Edouard Martin, ancien syndicaliste CFDT de Florange, aujourd'hui député européen
« Tout est ouvert »
A la fin décembre, ArcelorMittal annoncera son choix de les rallumer, de les reconstruire ou de les démolir.
Pour l’industriel, tout est ouvert. Du côté des élus, je n’ai entendu aucun maire réclamer le rallumage. Les questions environnementales, qui ne pesaient guère lorsque les habitants travaillaient tous dans la sidérurgie, ont pris de l’importance.
François Marzorati
Né dans la Sarthe en 1946, ce fils d’avocat lui-même diplômé de droit connaît le monde industriel depuis l’adolescence et se souvient de l’époque où les usines Renault employaient 12.500 salariés au Mans.
Dans les années 1960, il a été porte-parole du comité étudiant de cette ville, espérant alléger la chape de plomb qui pesait alors sur la jeunesse. Entré dans le corps préfectoral à 22 ans, il y a effectué l’essentiel de sa carrière, hormis dix années passées aux ministères de la Défense et de l’Intérieur. Sous-préfet en Mayenne, en Essonne et en Moselle, ce père de cinq enfants âgés de 17 à 47 ans goûte, bien sûr, la joie d’être neuf fois grand-père, mais il entend bien continuer à servir l’intérêt général.
Siècle de l’immédiateté
François Marzorati arbore sa légion d’honneur sur sa veste bleu roi, mais il porte des chaussures de marche et relègue volontiers la cravate qui l’a accompagné durant tant d’années. Depuis trois ans, il intervient en tant que volontaire de l’éducation citoyenne au lycée professionnel parisien René-Cassin, qui accueille principalement des élèves de la banlieue nord de Paris. Il y met en pratique ses principes d’ouverture.
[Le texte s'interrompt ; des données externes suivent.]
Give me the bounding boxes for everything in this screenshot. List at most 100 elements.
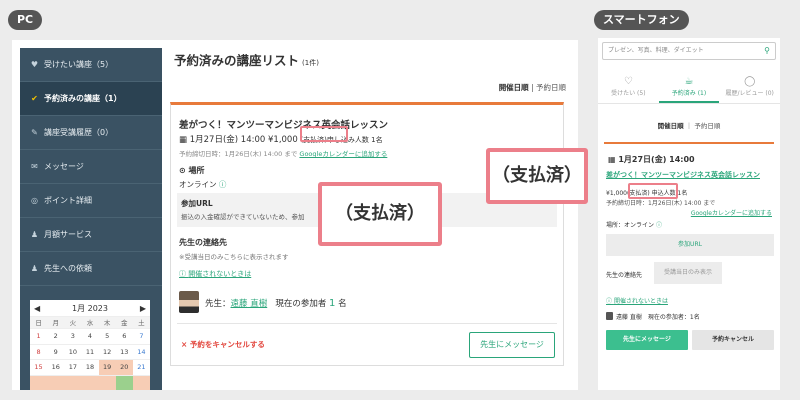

En mars dernier, le sous-préfet honoraire a ainsi invité les lycéens à l’Assemblée nationale, où le rappeur Joey Starr interprétait de grands textes de Victor Hugo, d’Olympe de Gouges ou d’Aimé Césaire. Il espère à présent les emmener au Parlement européen.
Ces jeunes ont besoin d’échanges. Il faut leur montrer ce que sont les institutions.
François Marzorati
Celui que feu Charles Pasqua, alors ministre de l’Intérieur, qualifiait de « communard », est fier de l’engagement de l’une de ses filles, militante humanitaire investie dans la défense des migrants. Devenu lorrain de coeur, il savoure le patrimoine, la culture et la gastronomie de sa région d’adoption. En prise directe avec « ce siècle de l’immédiateté », il n’est toujours pas pressé de voir sonner l’heure de la retraite.